Robust microfluidic construction of konjac glucomannan-based micro-films for active food packaging

Abstract

The objective of this study was to develop a novel active food packaging with high performance by using natural active compound. Here, a facile and green strategy was employed to construct the konjac glucomannan/polylactic acid/trans-cinnamic acid micro-films (KPTMF) via microfluidic spinning technology (MST). MST, a mild preparation approach, could remain the activities of natural compound during processing. Konjac glucomannan could drive the release of trans-cinnamic by using its hydrophilicity under our careful design.

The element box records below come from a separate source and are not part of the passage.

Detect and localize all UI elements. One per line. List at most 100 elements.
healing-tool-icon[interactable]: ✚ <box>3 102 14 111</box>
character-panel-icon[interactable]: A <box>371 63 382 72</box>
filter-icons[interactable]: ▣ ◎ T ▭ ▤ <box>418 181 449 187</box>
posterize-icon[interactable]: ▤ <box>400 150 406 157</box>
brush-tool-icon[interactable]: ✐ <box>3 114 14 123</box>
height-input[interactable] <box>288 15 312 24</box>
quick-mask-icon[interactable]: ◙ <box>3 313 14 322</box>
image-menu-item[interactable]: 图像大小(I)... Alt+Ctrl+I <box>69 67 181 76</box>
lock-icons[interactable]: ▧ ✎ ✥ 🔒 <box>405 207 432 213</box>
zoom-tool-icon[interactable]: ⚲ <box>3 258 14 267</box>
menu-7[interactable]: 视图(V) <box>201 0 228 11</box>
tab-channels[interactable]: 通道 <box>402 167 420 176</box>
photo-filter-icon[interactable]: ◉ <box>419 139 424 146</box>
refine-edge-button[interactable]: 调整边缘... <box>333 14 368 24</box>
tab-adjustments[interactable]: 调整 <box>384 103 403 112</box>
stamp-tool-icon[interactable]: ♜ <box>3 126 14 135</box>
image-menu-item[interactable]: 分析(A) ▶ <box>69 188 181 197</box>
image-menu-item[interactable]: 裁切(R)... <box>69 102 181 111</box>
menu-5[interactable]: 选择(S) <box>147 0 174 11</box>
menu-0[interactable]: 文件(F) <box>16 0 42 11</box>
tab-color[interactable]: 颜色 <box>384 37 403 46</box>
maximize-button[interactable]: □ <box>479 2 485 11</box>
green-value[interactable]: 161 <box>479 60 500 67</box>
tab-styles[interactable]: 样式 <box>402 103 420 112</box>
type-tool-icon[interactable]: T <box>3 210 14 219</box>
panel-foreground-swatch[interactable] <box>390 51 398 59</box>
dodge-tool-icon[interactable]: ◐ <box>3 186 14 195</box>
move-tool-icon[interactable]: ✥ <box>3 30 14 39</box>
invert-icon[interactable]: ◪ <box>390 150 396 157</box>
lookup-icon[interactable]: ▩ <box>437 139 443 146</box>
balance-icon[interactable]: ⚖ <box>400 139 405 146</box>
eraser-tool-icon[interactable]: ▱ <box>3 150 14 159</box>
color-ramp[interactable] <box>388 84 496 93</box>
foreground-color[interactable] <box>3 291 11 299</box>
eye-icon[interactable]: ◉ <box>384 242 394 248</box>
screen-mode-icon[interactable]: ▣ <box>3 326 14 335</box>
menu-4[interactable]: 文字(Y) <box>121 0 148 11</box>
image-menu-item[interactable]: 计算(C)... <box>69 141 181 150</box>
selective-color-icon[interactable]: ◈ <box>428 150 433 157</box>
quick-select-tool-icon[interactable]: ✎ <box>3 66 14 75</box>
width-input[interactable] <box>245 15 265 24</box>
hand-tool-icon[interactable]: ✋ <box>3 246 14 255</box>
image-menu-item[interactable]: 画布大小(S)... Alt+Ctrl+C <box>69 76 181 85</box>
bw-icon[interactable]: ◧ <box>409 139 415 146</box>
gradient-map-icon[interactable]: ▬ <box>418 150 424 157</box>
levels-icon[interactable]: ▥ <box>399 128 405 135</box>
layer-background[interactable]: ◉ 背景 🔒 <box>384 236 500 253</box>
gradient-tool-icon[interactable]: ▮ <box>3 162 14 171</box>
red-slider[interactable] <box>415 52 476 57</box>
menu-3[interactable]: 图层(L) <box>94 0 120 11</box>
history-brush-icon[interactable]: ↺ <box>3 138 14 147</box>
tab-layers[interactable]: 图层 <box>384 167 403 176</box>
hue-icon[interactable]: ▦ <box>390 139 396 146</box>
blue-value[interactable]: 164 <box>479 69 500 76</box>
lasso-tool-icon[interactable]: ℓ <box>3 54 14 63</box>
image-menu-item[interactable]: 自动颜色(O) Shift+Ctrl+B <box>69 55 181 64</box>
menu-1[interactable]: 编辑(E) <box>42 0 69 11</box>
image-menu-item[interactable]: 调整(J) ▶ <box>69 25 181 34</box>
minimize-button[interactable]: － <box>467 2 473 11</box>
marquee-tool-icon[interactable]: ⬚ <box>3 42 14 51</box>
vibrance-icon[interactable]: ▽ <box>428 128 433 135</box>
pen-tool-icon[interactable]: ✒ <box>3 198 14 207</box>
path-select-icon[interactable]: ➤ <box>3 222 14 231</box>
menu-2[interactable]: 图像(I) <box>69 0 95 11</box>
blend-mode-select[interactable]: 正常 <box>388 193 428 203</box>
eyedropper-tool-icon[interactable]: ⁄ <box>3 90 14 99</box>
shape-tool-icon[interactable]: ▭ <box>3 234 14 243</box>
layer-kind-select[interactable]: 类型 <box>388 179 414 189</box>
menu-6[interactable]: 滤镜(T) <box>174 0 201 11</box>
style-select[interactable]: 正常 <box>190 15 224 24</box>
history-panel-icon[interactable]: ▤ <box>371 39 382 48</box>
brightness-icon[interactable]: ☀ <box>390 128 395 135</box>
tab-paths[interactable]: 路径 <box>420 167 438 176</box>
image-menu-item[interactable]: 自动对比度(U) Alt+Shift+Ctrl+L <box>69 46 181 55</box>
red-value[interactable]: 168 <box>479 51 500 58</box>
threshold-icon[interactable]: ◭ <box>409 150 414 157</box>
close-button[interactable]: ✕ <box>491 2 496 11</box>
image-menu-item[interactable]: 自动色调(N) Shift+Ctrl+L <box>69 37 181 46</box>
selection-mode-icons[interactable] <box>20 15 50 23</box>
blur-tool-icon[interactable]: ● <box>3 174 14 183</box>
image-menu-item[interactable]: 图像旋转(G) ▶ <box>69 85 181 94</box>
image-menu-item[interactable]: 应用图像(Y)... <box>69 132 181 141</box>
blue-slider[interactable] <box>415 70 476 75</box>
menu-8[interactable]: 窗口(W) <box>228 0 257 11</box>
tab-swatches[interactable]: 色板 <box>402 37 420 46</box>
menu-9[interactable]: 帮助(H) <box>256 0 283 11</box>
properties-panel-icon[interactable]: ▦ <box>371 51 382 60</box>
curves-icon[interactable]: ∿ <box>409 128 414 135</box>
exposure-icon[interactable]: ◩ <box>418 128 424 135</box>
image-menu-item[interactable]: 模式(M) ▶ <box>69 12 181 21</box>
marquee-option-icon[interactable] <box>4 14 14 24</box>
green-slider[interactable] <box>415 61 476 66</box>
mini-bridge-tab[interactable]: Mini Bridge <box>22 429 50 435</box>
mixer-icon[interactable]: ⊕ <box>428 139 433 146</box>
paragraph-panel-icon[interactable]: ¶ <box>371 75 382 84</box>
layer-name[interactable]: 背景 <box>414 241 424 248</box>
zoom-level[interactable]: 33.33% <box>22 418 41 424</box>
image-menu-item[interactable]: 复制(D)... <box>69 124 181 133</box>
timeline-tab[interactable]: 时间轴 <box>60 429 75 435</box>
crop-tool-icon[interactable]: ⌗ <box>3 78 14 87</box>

The results of fourier-transform infrared spectra and infrared images revealed that konjac glucomannan, polylactic acid, and trans-cinnamic acid had good compatibility through hydrogen bonds in the micro-films, which was consistent with the X-ray diffraction results. Also, the good swelling degree (81.36 ± 5.79%) of KPTMF could promote the release of trans-cinnamic. Besides, the KPTMF had excellent mechanical properties (Tensile strength: 14.09 ± 2.97 MPa, Elongation at break: 3.12 ± 0.57%), thermal stabilities and hydrophobicity (Water vapor permeability: 4.81 × 10−6 g/(m·h·kPa), Water contact angle: 99.2°). The obtained micro-films with large specific surface areas exhibited great antibacterial activities against Staphylococcus aureus and Escherichia coli, which suggested the potential applications in active food packaging.